Learning doesnt work with custom loss function


(dima) #1

I’m just started with pytorch and trying to understand how to deal with custom loss functions, especially with some non trivial ones.

Problem 1 . I’d like to stimulate my nn to maximize true positive rate and at the same time minimize false discovery rate. For example increase total score on +2 for true positive, and decrease on -5 for false positive.

def tp_fp_loss(yhat, y):
    total_score = 0
    for i in range(y.size()):
        if is_tp(yhat[i],y[i]):
            total_score += 2
        if is_fp(yhat[i],y[i]):
            total_score -= 5
    return -total_score

Problem 2 . In case when y is a list of positive and negative rewards (y = [10,-5, -40, 23, 11, -7]), stimulate nn to maximize sum of rewards.

def max_reward_loss(yhat,y):
    r = torch.autograd.Variable(torch.Tensor(y[yhat >= .5]), requires_grad=True).sum()                    
    return -r

Maybe I’m not completely understand some autograd mechanics, functions which I implemented correctly calculate loss but learning with them doesnt work :frowning: What I’m doing wrong? Can anybody help me with some working solution of any of that problems?


#2

In your first problem, Autograd won’t be able to calculate the gradients for the model parameters, if you try to call backward on total_score as the computation graph is detached from this variable.
You would need to calculate total_score using your model’s output and target in some kind of loss function.
In general, you could use nn.BCEWithLogitsLoss with pos_weight, which makes it possible to trade off recall and precision.

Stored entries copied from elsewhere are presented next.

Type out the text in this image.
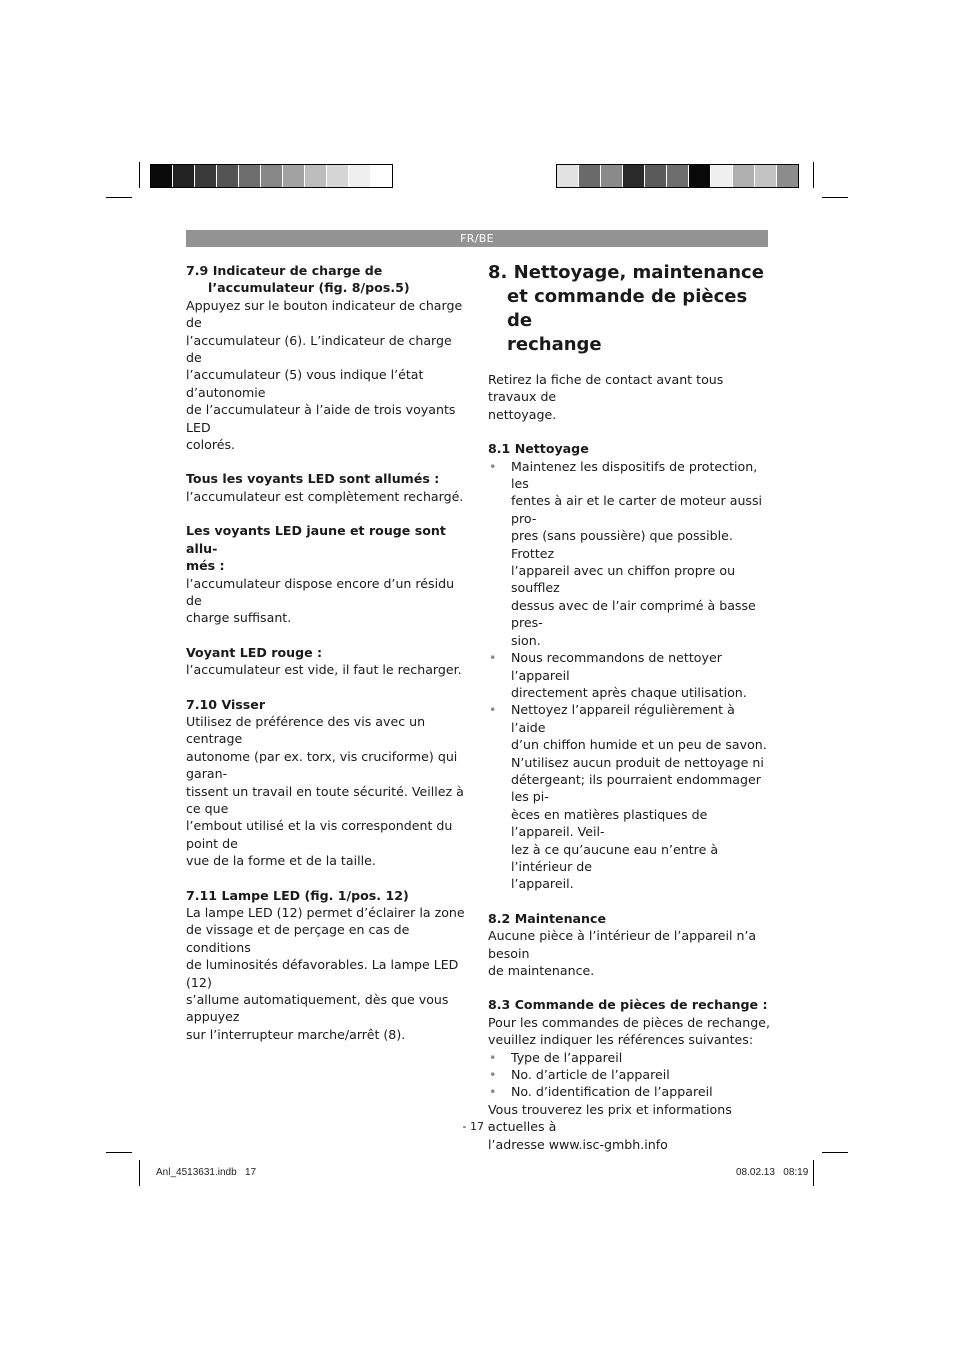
FR/BE

7.9 Indicateur de charge de

l’accumulateur (fig. 8/pos.5)

Appuyez sur le bouton indicateur de charge de

l’accumulateur (6). L’indicateur de charge de

l’accumulateur (5) vous indique l’état d’autonomie

de l’accumulateur à l’aide de trois voyants LED

colorés.

Tous les voyants LED sont allumés :

l’accumulateur est complètement rechargé.

Les voyants LED jaune et rouge sont allu-

més :

l’accumulateur dispose encore d’un résidu de

charge suffisant.

Voyant LED rouge :

l’accumulateur est vide, il faut le recharger.

7.10 Visser

Utilisez de préférence des vis avec un centrage

autonome (par ex. torx, vis cruciforme) qui garan-

tissent un travail en toute sécurité. Veillez à ce que

l’embout utilisé et la vis correspondent du point de

vue de la forme et de la taille.

7.11 Lampe LED (fig. 1/pos. 12)

La lampe LED (12) permet d’éclairer la zone

de vissage et de perçage en cas de conditions

de luminosités défavorables. La lampe LED (12)

s’allume automatiquement, dès que vous appuyez

sur l’interrupteur marche/arrêt (8).

8. Nettoyage, maintenance

et commande de pièces de

rechange

Retirez la fiche de contact avant tous travaux de

nettoyage.

8.1 Nettoyage

• Maintenez les dispositifs de protection, les

fentes à air et le carter de moteur aussi pro-

pres (sans poussière) que possible. Frottez

l’appareil avec un chiffon propre ou soufflez

dessus avec de l’air comprimé à basse pres-

sion.

• Nous recommandons de nettoyer l’appareil

directement après chaque utilisation.

• Nettoyez l’appareil régulièrement à l’aide

d’un chiffon humide et un peu de savon.

N’utilisez aucun produit de nettoyage ni

détergeant; ils pourraient endommager les pi-

èces en matières plastiques de l’appareil. Veil-

lez à ce qu’aucune eau n’entre à l’intérieur de

l’appareil.

8.2 Maintenance

Aucune pièce à l’intérieur de l’appareil n’a besoin

de maintenance.

8.3 Commande de pièces de rechange :

Pour les commandes de pièces de rechange,

veuillez indiquer les références suivantes:

• Type de l’appareil

• No. d’article de l’appareil

• No. d’identification de l’appareil

Vous trouverez les prix et informations actuelles à

l’adresse www.isc-gmbh.info

- 17 -
Anl_4513631.indb   17	08.02.13   08:19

Also, in your second problem you are re-wrapping your tensor into a Variable, thus detaching the computation graph.
Try to use the tensors directly without creating a new tensor.
That being said, Variables are deprecated since 0.4.0. You can use tensors directly now and should set requires_grad=True in case your tensor needs gradients.


(dima) #3

Thank you so much for your reply :slight_smile: it helped me a lot. But now I have questions about nn.BCEWithLogitsLoss and using it with weights.
For example I have 2 classes samples: y = [0,1,1,1,1,0,0,1,0]
and I’d like to get the highest recall, how should I set up weights properly?


#4

Based on the docs a value of pos_weight > 1 would increase the recall.
So you could experiment with some values of pos_weight, e.g. pos_weight = 5./4.